Polityk udzielił wywiadu portalowi Onet, w którym pochylił się nad kwestią stosunków Kościoła i państwa. Na pytanie dotyczące spotkań opłatkowych Biedroń stwierdził, że ta tematyka nie jest mu obca. Co prawda sam takich spotkań jako prezydent Słupska nie organizował, ale zapoznał się z nimi choćby podczas pracy w Sejmie.
“Niekomfortowy jest opłatek z ludźmi, których się nie zna, a trzeba im składać dość intymne życzenia” – stwierdził polityk.
Biedroń podczas wywiadu dodał również, że ubolewa nad faktem, że państwo nie stworzyło atrakcyjnej alternatywy, która wyparłaby i zajęła miejsce świąt chrześcijańskich. “Państwo oddało Kościołowi sferę budowania wspólnoty, tożsamości i czy chcemy, czy nie chcemy, nawet ludzie, którzy są sceptyczni wobec Kościoła, celebrują takie święta wokół niego” – mówi Biedroń w rozmowie z Onetem.
Jego zdaniem sfera państwa polskiego i Kościoła nie są rozdzielone. Co prawda sami Polacy dojrzeli do takiego rozdziału jaki on proponuje, ale nie dojrzała jeszcze klasa polityczna.
“Widziałem, jak moi koledzy i koleżanki czasem bali się wracać do siebie, do swojego okręgu wyborczego, do swojego miasteczka, z obawy przed reakcją proboszcza. Oni bardziej się bali proboszcza niż własnej żony!
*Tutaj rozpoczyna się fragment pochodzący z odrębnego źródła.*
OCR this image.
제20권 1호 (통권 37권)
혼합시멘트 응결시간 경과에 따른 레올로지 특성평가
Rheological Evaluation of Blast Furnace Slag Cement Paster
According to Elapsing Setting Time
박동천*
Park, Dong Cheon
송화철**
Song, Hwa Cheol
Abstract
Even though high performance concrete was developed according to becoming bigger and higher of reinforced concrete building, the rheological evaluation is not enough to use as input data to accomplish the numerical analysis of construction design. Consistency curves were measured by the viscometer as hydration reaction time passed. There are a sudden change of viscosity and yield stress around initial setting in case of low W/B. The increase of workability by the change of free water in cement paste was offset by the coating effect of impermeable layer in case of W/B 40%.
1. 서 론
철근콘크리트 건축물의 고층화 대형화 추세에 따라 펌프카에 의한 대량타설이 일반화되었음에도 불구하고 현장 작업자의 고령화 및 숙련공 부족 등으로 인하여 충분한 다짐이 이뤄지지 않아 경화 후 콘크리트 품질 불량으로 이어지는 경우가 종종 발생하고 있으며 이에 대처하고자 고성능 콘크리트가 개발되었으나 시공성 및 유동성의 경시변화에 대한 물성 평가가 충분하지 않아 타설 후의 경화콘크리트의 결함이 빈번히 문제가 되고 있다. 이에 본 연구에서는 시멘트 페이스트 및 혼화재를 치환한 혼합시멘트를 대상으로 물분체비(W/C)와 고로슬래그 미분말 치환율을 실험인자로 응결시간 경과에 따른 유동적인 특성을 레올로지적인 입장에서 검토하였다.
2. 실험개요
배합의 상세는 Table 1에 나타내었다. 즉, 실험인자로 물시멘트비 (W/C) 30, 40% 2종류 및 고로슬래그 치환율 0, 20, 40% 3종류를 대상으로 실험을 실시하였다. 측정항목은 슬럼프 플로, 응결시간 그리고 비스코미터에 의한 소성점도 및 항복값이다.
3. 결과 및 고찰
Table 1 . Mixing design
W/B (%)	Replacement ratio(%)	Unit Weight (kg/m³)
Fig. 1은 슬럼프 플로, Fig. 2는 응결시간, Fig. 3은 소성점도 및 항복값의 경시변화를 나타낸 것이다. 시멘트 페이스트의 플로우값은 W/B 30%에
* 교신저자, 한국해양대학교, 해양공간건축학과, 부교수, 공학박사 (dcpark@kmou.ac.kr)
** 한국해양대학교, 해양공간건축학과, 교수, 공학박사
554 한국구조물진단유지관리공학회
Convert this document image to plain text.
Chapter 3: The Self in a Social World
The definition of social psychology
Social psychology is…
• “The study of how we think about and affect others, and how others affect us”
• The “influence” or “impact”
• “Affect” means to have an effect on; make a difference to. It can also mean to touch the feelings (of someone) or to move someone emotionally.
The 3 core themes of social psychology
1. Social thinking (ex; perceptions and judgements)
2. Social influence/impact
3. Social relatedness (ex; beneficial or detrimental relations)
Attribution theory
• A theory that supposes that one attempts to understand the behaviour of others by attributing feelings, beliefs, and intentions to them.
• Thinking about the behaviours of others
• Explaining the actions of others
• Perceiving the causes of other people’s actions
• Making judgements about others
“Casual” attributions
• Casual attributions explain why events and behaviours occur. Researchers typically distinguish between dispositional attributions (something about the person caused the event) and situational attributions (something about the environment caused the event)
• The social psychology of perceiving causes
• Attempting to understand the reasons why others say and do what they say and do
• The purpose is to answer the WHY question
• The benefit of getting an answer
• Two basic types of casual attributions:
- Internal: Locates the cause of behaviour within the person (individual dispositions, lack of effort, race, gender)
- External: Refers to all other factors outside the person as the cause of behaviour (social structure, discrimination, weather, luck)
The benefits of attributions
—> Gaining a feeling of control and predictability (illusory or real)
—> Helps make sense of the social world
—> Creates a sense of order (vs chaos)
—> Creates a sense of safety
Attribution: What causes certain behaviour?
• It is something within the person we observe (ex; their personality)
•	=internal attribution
Trzęśli portkami, kiedy trzeba było zagłosować za związkami partnerskimi, za przyjęciem konwencji przeciwko przemocy wobec kobiet” – przekonuje Biedroń. Jako przykład “trzęsienia portkami” wskazał zachowanie posłów PO i Nowoczesnej, którzy przyczynili się do odrzucenia proaborcyjnego projektu ustawy “ratujmy kobiety”.